This is a test article I am running at the moment. It will likely be changed or updated at some point, but for the most part, it should still prove helpful to you.
There are two proven ways to assess whether doing something is worth it, along with one way I have narrowed down for myself.
Cost/Benefit ratio: how much will this cost versus how much will it benefit you. Example: Buying a candy bar: $.50 for a few moments of delicious satisfaction? Probably worth it. Living on candy bars: $70 a week on one food you’ll be sick of in 3 days and will quickly rob you of your teeth, waistline and dignity? Not a very savvy investment.
Reward/Risk ratio: what the payoff for doing something is compared to the potential backlash. Example: Giving the finger to someone that cut you off in traffic: could cause a newsworthy story of road rage, but will likely do nothing but piss them off and make you feel just a little better. Ramming their car off the road? That will certainly let them know you’re angry at them, but will also damage both vehicles (which you’ll be liable for financially), possibly cause bodily harm to you both, and will certainly cause you quite a bit of legal trouble, amongst other problems.
They do have a key difference: the first emphasizing a known cost, the latter a potential cost. But both are fairly similar, in that both highlight a payoff for yourself, whether material or not. The method I like to use is two-fold:
1. Does the real world reward/benefit outweigh the risk/cost and effort?
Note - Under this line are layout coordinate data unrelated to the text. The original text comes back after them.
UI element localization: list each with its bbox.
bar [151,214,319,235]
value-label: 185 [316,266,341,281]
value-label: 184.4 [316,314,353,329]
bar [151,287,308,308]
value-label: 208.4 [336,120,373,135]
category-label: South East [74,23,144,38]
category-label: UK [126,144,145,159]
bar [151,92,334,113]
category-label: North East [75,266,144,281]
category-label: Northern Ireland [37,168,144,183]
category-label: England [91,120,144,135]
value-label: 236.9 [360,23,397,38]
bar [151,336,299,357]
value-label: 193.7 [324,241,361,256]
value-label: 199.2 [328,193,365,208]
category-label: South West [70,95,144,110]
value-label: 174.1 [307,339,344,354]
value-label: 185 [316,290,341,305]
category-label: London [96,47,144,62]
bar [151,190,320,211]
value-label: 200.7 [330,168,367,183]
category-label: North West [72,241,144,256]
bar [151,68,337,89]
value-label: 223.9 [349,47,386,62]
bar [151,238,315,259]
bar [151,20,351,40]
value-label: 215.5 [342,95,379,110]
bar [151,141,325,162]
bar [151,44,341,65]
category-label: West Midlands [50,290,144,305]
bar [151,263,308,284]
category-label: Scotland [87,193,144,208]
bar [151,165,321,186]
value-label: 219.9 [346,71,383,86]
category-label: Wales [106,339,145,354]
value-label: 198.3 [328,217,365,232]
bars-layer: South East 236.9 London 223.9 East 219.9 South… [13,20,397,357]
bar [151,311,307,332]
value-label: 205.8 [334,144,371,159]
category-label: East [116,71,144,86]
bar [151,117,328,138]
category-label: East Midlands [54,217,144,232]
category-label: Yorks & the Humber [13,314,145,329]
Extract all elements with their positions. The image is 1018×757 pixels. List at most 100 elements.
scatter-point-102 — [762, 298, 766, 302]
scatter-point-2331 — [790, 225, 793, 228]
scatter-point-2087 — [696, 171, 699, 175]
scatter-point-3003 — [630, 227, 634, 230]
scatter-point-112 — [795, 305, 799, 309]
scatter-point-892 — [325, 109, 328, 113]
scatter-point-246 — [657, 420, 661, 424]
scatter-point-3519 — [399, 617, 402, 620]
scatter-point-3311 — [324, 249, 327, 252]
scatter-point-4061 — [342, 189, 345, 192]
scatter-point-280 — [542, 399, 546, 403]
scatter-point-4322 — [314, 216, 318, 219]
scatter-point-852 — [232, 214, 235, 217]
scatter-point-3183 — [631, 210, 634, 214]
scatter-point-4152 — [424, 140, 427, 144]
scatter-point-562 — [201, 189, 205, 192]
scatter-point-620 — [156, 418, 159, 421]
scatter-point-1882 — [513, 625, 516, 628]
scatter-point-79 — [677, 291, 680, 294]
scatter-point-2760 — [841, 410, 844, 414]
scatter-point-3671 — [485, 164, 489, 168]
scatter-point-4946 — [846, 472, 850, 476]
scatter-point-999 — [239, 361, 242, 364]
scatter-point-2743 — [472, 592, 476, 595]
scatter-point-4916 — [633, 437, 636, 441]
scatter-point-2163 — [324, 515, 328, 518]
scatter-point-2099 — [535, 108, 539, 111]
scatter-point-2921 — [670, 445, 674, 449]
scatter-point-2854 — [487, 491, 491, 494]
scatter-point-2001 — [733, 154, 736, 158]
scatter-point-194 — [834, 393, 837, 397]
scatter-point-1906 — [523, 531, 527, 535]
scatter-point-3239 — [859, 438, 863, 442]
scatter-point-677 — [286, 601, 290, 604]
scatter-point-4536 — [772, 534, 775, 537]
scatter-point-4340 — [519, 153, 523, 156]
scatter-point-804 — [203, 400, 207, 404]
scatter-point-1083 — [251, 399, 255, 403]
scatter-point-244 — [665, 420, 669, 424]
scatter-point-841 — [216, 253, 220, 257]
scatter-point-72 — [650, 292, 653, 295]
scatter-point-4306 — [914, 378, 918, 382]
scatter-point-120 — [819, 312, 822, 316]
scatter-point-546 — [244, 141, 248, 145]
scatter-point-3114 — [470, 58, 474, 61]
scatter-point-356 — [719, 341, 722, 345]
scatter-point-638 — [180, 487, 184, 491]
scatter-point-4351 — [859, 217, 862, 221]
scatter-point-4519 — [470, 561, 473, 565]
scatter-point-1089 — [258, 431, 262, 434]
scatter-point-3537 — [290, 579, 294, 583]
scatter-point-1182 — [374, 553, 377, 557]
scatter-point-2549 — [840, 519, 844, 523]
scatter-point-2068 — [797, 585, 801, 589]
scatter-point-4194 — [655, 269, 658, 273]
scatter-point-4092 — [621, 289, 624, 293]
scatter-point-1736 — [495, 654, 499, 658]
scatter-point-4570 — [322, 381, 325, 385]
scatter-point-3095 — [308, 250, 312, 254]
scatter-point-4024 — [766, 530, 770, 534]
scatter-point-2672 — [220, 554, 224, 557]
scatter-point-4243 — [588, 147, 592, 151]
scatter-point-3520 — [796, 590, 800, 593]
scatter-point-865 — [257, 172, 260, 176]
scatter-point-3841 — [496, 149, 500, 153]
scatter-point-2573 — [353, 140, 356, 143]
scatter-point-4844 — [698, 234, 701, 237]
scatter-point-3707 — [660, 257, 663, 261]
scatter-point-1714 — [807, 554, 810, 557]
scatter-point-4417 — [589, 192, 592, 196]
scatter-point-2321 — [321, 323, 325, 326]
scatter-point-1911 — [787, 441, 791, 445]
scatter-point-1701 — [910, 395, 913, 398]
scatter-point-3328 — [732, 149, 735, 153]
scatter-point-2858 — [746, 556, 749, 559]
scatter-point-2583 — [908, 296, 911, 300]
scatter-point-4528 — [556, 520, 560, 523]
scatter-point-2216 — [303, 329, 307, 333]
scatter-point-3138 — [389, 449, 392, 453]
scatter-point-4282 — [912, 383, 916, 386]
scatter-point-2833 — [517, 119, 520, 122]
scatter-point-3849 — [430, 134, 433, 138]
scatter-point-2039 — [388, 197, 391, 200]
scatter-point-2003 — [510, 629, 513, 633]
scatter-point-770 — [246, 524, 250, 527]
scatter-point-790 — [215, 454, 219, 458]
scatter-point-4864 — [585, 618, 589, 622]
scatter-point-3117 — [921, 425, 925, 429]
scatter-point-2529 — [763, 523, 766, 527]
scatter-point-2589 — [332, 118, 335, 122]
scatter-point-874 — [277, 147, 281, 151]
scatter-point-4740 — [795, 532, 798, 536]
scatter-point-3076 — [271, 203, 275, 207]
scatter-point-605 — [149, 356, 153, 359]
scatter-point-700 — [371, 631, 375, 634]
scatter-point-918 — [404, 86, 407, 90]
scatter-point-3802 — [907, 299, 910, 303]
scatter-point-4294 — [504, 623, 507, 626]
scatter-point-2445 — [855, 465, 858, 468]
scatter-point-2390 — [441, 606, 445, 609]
2. If not, will it be entertaining enough to justify it? For example, I once bought a drink for some loser at a bar I was sitting at. Waste of $7 in an investment sense, but the show I got watching him stumble around and make a total ass of himself was the most hilarious thing I had seen all week, so in my head this was totally justified. Had this cost me, say, more than $50, or had somehow gotten me into legal trouble, I might sing a different tune about this, but it cost me very little for quite a show.
How does this apply to you? Obviously this isn’t to say you should treat your choice to grab those Reese’s cups at the checkout line like a life or death dilemma: that’s trading a dollar for a treat. But many decisions you make, or are told to make, tend to be very high on the risk/cost side, but with no guaranteed benefit/reward. A few of the things I am against, like marriage, kids, owning a home, getting that doctorate in sociology, etc., happen to be the highest risk for what is arguably a widely varying field of reward.
In your life, you will be faced with many choices, some more important, others more trivial. How you approach those choices will more or less dictate how your life will end up, so it’s very pertinent for you to work out how to make these choices for yourself, and more importantly, learn how to remove emotion from the more important ones. It’s understandable to impulse buy a bacon wrapped Snicker’s, because you only spent like $2 and an hour on the toilet is probably the worst consequence you’ll face (and let’s face it: a bacon wrapped Snicker’s is goddamn worth it).
It’s much harder to take out a loan to buy a Lamborghini and a pet tiger with the same logic. Both are probably awesome to own for a while, but the $2000 oil changes and the regular child maulings aren’t an expense you want to have in the future. And to throw in one that’s both high risk and reward: you could be in dangerous territory, and choosing to escape means you may die, but staying means you will certainly die; choosing to escape is high risk, but the reward is getting away from guaranteed death.
I can’t tell you which each and every single choice is right for you; that’s for you to decide. But, in no small part of watching people take every choice like “it’s destiny” or it’s “meant to happen” or “they deserved it”, and the suffering that comes with it, I implore you to at least figure out for yourself how to make a judgment call to tell whether what you’re about to do, or buy, or participate in, will benefit you, or your future. And in the end, you’re the only one in control of what you do in your future; you might as well pave part of that path for yourself. Hell, if nothing else, make that choice entertaining. You owe at least that to yourself, right?